Xstrata launches £8bn Falconbridge bid

The Anglo-Swiss miner Xstrata has mounted a hostile bid for the Canadian nickel miner Falconbridge, offering C$16.1bn (£8bn) in cash for the 80 per cent of the company it does not already own. The deal would create the world's fifth-largest mining company and bolster Xstrata's metal portfolio.

Xstrata's bid was widely anticipated by the financial markets. Falconbridge has agreed to a merger with the Canadian miner Inco but Xstrata's hostile bid of C$52.50 a share values Falconbridge at C$20bn, which trumps Inco's agreed bid for its local rival.

Earlier this week, Inco raised its bid for Falconbridge to C$19.6bn and also upped the break fee if the deal does not proceed to C$450m.

Xstrata paid Brookfield Asset Management C$28 a share for a 20 per cent stake in Falconbridge in 2005. Xstrata agreed that if it bought out the rest of the company at a higher price, it would pay Brookfield the difference. That agreement lapsed earlier this week, paving the way for a bid.

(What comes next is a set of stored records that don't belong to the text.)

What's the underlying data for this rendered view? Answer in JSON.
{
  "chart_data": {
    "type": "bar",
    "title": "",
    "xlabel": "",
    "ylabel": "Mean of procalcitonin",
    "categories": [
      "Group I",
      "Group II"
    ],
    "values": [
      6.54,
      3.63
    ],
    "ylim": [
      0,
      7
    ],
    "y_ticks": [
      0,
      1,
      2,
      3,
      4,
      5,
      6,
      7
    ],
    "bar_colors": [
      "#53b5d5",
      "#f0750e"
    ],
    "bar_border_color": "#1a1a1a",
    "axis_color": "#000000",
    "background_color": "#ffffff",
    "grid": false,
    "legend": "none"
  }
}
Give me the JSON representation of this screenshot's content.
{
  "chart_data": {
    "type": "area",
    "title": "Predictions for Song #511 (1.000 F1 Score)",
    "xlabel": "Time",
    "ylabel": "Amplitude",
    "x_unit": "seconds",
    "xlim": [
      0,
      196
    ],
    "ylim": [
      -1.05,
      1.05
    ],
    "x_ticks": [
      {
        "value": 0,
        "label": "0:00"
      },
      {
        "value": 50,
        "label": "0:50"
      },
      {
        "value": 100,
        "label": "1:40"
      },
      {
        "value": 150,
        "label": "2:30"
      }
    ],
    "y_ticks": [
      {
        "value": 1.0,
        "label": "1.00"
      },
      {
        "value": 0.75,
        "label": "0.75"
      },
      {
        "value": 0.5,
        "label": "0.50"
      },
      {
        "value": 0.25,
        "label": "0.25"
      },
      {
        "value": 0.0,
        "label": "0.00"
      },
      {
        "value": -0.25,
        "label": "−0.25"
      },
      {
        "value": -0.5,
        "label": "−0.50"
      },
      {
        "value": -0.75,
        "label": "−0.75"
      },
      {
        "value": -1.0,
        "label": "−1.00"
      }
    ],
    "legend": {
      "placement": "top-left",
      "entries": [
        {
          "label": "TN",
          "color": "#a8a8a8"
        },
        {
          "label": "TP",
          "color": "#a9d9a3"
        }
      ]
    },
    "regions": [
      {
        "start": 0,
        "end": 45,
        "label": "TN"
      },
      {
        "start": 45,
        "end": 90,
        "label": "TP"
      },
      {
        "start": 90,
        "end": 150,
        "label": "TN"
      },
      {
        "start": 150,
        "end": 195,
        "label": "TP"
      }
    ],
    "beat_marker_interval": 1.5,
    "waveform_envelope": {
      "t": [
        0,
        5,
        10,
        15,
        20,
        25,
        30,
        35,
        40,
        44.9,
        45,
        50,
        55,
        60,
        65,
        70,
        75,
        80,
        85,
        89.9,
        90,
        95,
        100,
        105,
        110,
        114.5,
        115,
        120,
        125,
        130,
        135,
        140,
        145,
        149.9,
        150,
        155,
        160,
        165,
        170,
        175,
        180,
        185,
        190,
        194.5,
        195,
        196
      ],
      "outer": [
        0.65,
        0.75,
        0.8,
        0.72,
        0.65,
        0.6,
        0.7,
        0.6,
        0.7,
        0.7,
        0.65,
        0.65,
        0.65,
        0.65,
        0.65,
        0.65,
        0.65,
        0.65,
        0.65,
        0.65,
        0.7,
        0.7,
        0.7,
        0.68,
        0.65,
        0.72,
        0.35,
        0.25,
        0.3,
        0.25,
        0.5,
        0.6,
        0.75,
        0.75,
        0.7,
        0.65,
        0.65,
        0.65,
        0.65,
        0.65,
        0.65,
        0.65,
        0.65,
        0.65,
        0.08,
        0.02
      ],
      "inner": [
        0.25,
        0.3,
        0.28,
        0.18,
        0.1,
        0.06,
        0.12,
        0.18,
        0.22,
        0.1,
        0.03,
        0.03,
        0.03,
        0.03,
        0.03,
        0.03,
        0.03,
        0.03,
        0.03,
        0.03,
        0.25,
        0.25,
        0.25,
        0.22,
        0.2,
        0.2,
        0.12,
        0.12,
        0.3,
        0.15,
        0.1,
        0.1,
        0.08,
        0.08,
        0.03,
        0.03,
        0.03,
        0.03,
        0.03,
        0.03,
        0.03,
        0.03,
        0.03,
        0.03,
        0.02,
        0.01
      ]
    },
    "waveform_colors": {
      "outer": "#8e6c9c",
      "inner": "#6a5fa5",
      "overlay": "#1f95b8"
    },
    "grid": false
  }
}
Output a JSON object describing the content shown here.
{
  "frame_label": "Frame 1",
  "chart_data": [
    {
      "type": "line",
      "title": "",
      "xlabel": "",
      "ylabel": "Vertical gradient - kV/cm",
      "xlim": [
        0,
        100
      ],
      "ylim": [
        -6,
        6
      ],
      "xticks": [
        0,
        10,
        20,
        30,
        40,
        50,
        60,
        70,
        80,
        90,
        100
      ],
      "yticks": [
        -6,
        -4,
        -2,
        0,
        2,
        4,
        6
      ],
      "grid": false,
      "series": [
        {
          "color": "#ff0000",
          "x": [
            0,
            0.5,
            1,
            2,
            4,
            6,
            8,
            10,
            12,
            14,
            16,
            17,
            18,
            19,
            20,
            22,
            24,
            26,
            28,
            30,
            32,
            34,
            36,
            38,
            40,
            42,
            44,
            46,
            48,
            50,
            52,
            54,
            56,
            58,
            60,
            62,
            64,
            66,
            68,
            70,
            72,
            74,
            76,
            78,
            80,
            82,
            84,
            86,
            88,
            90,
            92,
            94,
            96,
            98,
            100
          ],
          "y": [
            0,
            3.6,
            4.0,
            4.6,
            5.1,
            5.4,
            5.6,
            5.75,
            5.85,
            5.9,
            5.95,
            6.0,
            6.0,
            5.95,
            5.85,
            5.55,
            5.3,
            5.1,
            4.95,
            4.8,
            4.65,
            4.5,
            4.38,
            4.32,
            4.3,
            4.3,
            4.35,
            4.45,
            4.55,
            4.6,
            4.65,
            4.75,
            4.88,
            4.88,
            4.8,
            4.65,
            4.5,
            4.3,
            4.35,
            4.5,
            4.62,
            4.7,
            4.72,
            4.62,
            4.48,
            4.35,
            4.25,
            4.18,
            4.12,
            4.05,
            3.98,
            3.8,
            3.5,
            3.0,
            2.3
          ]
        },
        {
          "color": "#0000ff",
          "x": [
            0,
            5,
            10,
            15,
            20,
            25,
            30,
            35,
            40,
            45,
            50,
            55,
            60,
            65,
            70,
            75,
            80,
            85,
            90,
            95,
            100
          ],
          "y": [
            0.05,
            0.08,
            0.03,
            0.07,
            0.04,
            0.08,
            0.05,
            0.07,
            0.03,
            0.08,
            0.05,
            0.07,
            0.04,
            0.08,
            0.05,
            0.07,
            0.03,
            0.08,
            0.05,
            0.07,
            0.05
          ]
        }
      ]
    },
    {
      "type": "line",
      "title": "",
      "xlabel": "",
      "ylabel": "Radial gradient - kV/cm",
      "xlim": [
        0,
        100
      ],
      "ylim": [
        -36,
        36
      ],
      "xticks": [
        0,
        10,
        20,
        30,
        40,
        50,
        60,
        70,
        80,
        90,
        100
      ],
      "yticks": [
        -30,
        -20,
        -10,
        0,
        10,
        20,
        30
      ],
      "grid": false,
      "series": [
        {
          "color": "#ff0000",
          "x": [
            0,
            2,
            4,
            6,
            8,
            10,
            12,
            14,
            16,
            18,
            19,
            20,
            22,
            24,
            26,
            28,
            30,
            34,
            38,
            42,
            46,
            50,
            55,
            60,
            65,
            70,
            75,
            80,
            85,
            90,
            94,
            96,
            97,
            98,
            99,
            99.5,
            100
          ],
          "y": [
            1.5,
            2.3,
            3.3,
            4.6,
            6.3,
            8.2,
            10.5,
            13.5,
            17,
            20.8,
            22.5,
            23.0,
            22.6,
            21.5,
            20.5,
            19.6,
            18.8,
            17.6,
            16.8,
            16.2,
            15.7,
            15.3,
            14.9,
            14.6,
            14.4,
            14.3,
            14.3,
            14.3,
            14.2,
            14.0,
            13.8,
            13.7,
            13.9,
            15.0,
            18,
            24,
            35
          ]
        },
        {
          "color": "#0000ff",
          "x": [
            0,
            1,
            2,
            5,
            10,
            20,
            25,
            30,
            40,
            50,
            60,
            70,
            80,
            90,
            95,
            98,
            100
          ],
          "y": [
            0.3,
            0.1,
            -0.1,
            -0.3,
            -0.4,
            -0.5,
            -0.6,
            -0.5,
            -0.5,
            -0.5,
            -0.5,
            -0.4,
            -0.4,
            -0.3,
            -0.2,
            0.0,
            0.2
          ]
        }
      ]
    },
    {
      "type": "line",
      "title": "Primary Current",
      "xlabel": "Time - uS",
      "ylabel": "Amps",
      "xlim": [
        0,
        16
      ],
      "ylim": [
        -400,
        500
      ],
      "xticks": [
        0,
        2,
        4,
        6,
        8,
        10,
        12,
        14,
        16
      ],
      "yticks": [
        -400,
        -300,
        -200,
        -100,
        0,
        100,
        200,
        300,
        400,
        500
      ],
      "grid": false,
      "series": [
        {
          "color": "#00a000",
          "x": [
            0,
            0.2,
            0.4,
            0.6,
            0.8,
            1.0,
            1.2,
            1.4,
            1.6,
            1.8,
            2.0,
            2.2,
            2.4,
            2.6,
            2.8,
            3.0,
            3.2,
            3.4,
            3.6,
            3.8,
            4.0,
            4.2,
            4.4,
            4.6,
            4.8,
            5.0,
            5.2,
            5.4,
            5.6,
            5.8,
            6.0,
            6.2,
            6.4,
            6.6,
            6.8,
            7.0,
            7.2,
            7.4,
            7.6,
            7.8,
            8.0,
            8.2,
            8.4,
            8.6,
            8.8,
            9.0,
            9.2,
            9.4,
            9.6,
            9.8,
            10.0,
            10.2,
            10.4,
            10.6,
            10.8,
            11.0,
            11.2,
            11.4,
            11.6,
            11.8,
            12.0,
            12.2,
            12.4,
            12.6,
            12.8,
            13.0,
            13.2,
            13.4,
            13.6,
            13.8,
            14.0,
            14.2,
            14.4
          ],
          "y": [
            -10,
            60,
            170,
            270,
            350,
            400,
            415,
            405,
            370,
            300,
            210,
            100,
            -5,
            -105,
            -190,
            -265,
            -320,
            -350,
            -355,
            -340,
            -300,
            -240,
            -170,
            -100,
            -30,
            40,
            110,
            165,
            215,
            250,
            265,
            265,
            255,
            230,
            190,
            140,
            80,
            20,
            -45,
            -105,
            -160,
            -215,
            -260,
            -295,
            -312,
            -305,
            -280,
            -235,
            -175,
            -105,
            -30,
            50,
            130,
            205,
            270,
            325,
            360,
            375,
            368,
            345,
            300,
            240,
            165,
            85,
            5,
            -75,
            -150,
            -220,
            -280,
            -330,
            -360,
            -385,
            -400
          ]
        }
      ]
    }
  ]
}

Xstrata has grown rapidly since Mick Davis took over as chief executive four years ago. Mr Davis, 46, has turned the company from a Swiss mid-cap stock into a global mining giant that competes against the likes of Rio Tinto, BHP Billiton and Anglo American. After losing out on the Australian company WMC last year, Xstrata has been waiting to pounce on Falconbridge. Xstrata has little to lose - if it is outbid, it will make a larger profit on its stake.

The deal exposes Xstrata to nickel production as the Anglo-Swiss company predominantly mines copper and coal. Xstrata said the merger would be substantially earnings enhancing and cash flow accretive in the first year after acquisition.

Xstrata is also placing up to 62 million shares to pay back debt it raised to fund its purchase of the Falconbridge stake and a coal operation in Colombia.

Xstrata could still face competition from Inco, which received a hostile bid of C$17.8bn from the Vancouver-based Teck Cominco last week. Teck's bid stipulates that Inco drop its takeover offer for Falconbridge. Subsequently, Inco raised its bid for Falconbridge.

Falconbridge supports Inco's offer, describing it as the "right deal with the right company". However, the merger has already been delayed three times as Inco has struggled to gain regulatory approval for a merger that would create the largest nickel producer in the world.

Inco may also struggle to match Xstrata's higher price. John Meyer, an analyst at Numis Securities, said: "We believe that Inco will be unable to counter the bid." He added that it would also be difficult for another party to enter the bidding war given Xstrata's large stake. Xstrata can also justify a higher bid as it can reduce the effective tax rate on Falconbridge's cash flows because it is based in Switzerland, Mr Meyer said.